Computational and Statistical Hardness of Calibration Distance

TL;DR

This paper investigates the computational complexity of calculating and estimating the calibration distance, a key measure of miscalibration, providing efficient algorithms under certain conditions and proving NP-hardness when assumptions are relaxed.

Contribution

It introduces an efficient exact algorithm for uniform, noiseless cases, extends it to a polynomial-time approximation scheme, and establishes sample complexity bounds for estimation, along with new hardness proofs.

Findings

Efficient exact computation for uniform, noiseless distributions.

NP-hardness when assumptions are relaxed.

Sample complexity of Θ(1/ε^3) for estimation.

Abstract

The distance from calibration, introduced by B{\l}asiok, Gopalan, Hu, and Nakkiran (STOC 2023), has recently emerged as a central measure of miscalibration for probabilistic predictors.
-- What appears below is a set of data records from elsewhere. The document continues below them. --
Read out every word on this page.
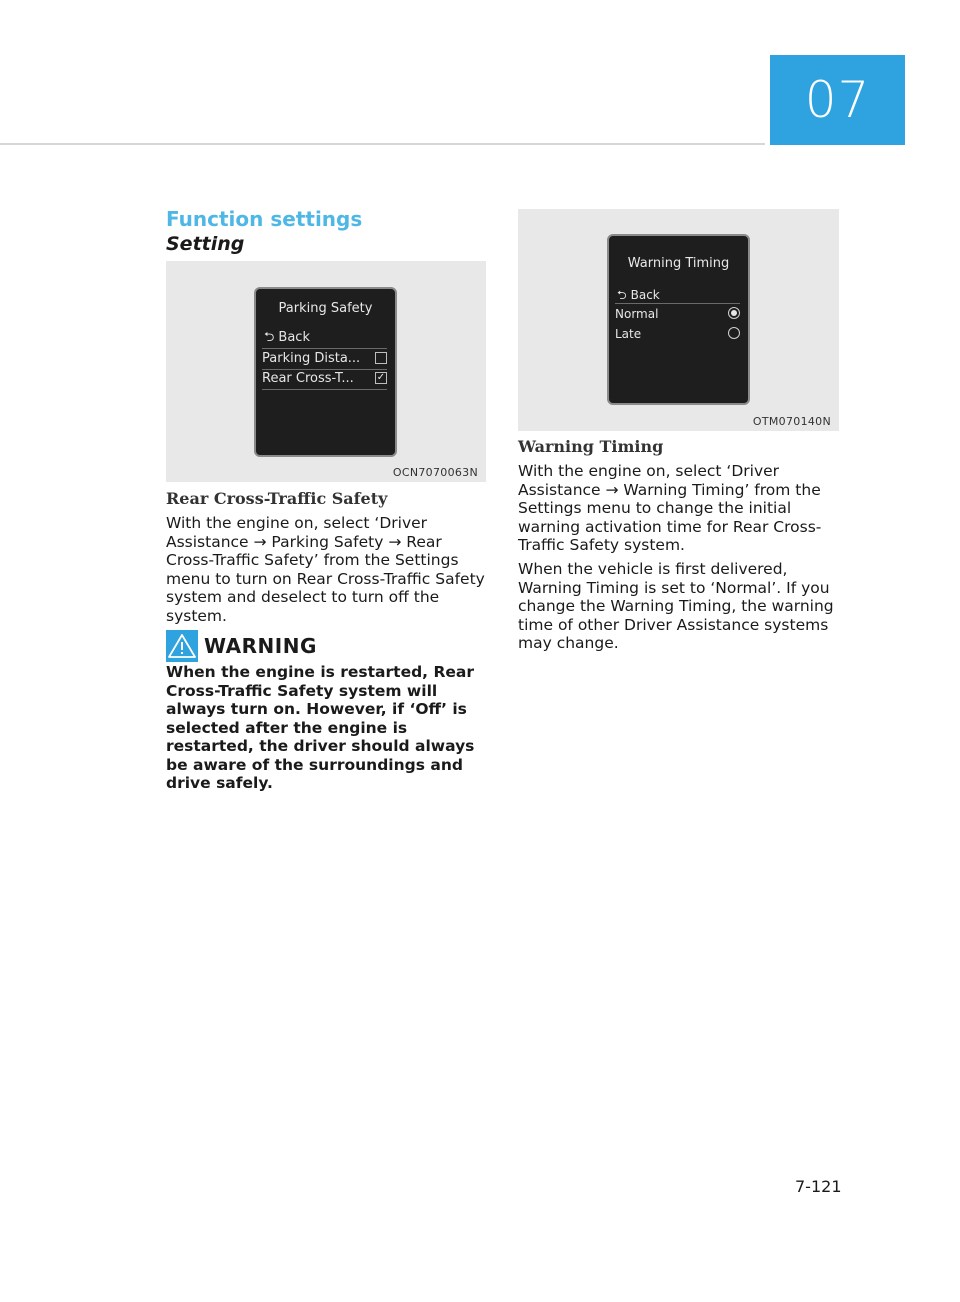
07
Function settings
Setting
Parking Safety
⮌ Back
Parking Dista...
Rear Cross-T... ✓
OCN7070063N
Rear Cross-Traffic Safety

With the engine on, select ‘Driver Assistance → Parking Safety → Rear Cross-Traffic Safety’ from the Settings menu to turn on Rear Cross-Traffic Safety system and deselect to turn off the system.

WARNING

When the engine is restarted, Rear Cross-Traffic Safety system will always turn on. However, if ‘Off’ is selected after the engine is restarted, the driver should always be aware of the surroundings and drive safely.

Warning Timing
⮌ Back
Normal
Late
OTM070140N
Warning Timing

With the engine on, select ‘Driver Assistance → Warning Timing’ from the Settings menu to change the initial warning activation time for Rear Cross-Traffic Safety system.

When the vehicle is first delivered, Warning Timing is set to ‘Normal’. If you change the Warning Timing, the warning time of other Driver Assistance systems may change.

7-121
We study the fundamental problems of computing and estimating this quantity, given either an exact description of the data distribution or only sample access to it. We give an efficient algorithm that exactly computes the calibration distance when the distribution has a uniform marginal and noiseless labels, which improves the $O(1/\sqrt{|\mathcal{X}|})$ additive approximation of Qiao and Zheng (COLT 2024) for this special case. Perhaps surprisingly, the problem becomes $\mathsf{NP}$-hard when either of the two assumptions is removed. We extend our algorithm to a polynomial-time approximation scheme for the general case. For the estimation problem, we show that $\Theta(1/\epsilon^3)$ samples are sufficient and necessary for the empirical calibration distance to be upper bounded by the true distance plus $\epsilon$. In contrast, a polynomial dependence on the domain size -- incurred by the learning-based baseline -- is unavoidable for two-sided estimation. Our positive results are based on simple sparsifications of both the distribution and the target predictor, which significantly reduce the search space for computation and lead to stronger concentration for the estimation problem. To prove the hardness results, we introduce new techniques for certifying lower bounds on the calibration distance -- a problem that is hard in general due to its $\textsf{co-NP}$-completeness.